Выбравшись на поверхность, мы несколько минут стояли, не зная, что делать. Всё оказалось совсем не так, как представлялось внутри бомбоубежища. Вокруг не было ничего, кроме засыпанного чёрным снегом моря обугленных обломков леса. Ни развалин строений клуба, ни пусть даже разбитых машин, ни остатков полевой инфраструктуры – вообще ничего… Мы просто вылезли из дыры в земле, расположенной посреди мёртвой свалки. Всё исчезло, сметённое ядерными взрывами. Даже земляные валы, ограждавшие стрельбище, были сильно разбиты и частично осыпались. Навигационное оборудование не работало, компас показывал какую-то чушь, рации брали метров на двадцать, в эфире стоял нескончаемый треск помех. Термометр показывал минус двадцать, показания дозиметра застыли на цифре «999», потому что его табло имело только трёхзначное значение, и об истинном уровне опасности можно было только гадать.
Стало ясно, что помощи ждать неоткуда. Если даже она и будет, то мы до неё дожить не успеем. Тогда Анатолий Аллахвердиев сказал, что наш единственный шанс – это добраться сюда, в склады Росрезерва. Здесь наверняка можно укрыться, получить помощь или дождаться спасательной операции. Он сказал, что ему приходилось бывать на этих складах несколько лет назад, когда он проходил службу в силовых структурах, поэтому знает, где искать вход. Все согласились.

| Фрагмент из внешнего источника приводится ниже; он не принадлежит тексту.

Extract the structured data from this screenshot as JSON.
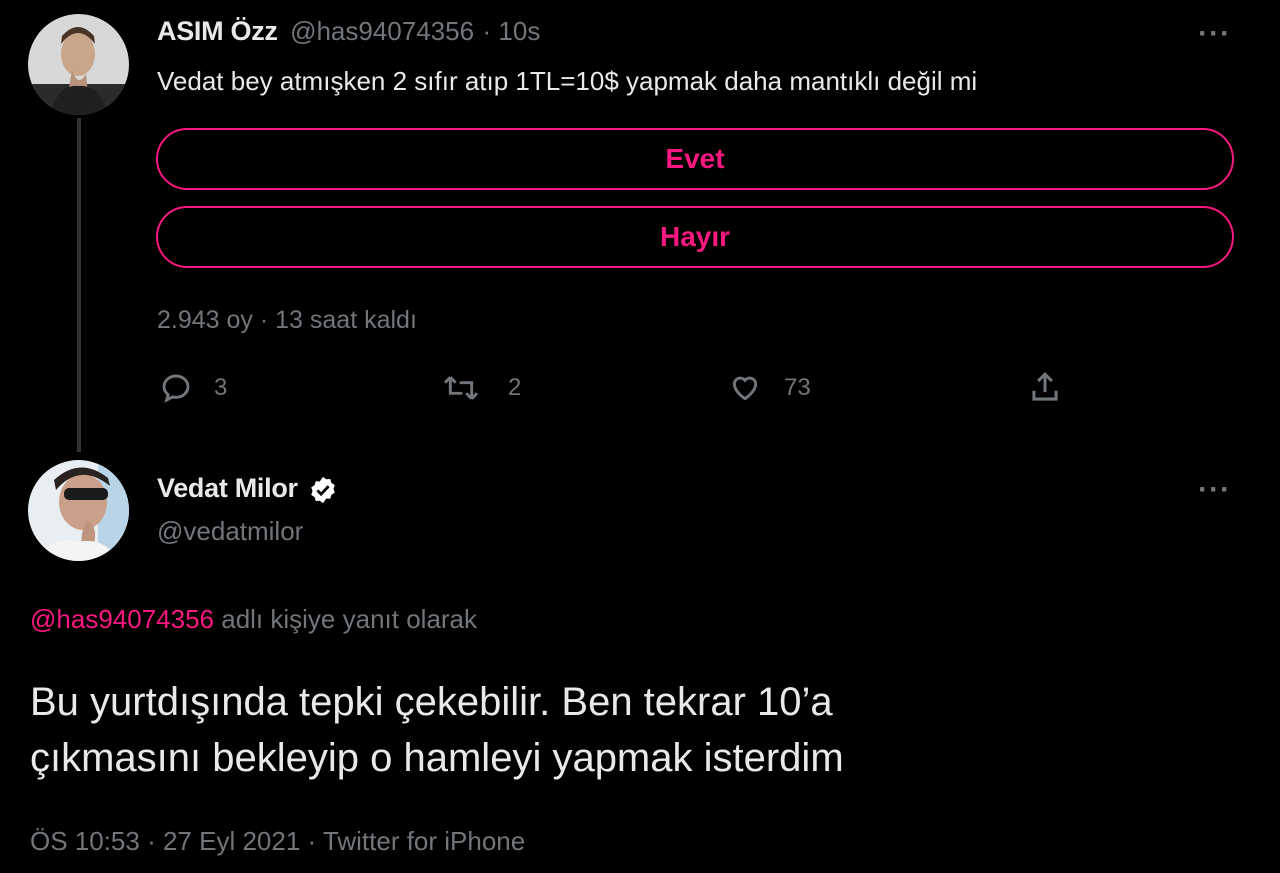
{
  "tweet1": {
    "name": "ASIM Özz",
    "handle": "@has94074356",
    "time": "· 10s",
    "text": "Vedat bey atmışken 2 sıfır atıp 1TL=10$ yapmak daha mantıklı değil mi",
    "poll": {
      "options": [
        "Evet",
        "Hayır"
      ],
      "votes": "2.943 oy",
      "remaining": "· 13 saat kaldı"
    },
    "actions": {
      "reply": "3",
      "retweet": "2",
      "like": "73"
    },
    "more": "···"
  },
  "tweet2": {
    "name": "Vedat Milor",
    "handle": "@vedatmilor",
    "reply_mention": "@has94074356",
    "reply_suffix": "adlı kişiye yanıt olarak",
    "text_line1": "Bu yurtdışında tepki çekebilir. Ben tekrar 10’a",
    "text_line2": "çıkmasını bekleyip o hamleyi yapmak isterdim",
    "meta": "ÖS 10:53 · 27 Eyl 2021 · Twitter for iPhone",
    "more": "···"
  },
  "colors": {
    "accent": "#f91880",
    "muted": "#71767b",
    "text": "#e7e9ea",
    "background": "#000000",
    "verified": "#ffffff"
  },
  "icons": [
    "reply-icon",
    "retweet-icon",
    "like-icon",
    "share-icon",
    "verified-icon",
    "more-icon"
  ]
}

Иван Вахидович потёр красные от воспаления глаза и вдруг схватился за нос, пытаясь остановить внезапно хлынувшую кровь. Кто-то из активистов подобрал лежащую неподалеку тряпицу, которую использовали для холодного компресса, и подал её рассказчику. Тот пробормотал слова благодарности, одновременно пытаясь вытирать кровь и соорудить из тряпицы что-то вроде медицинского тампона. Кровь не останавливалась дольше минуты, за это время пришлось сменить одну тряпицу на другую, а после оттирать сильно заляпанный пол спецпалатки. Сильно побледневшего Ивана Вахидовича уложили рядом с печкой, но через пару минут ему стало легче, и он даже смог закончить рассказ.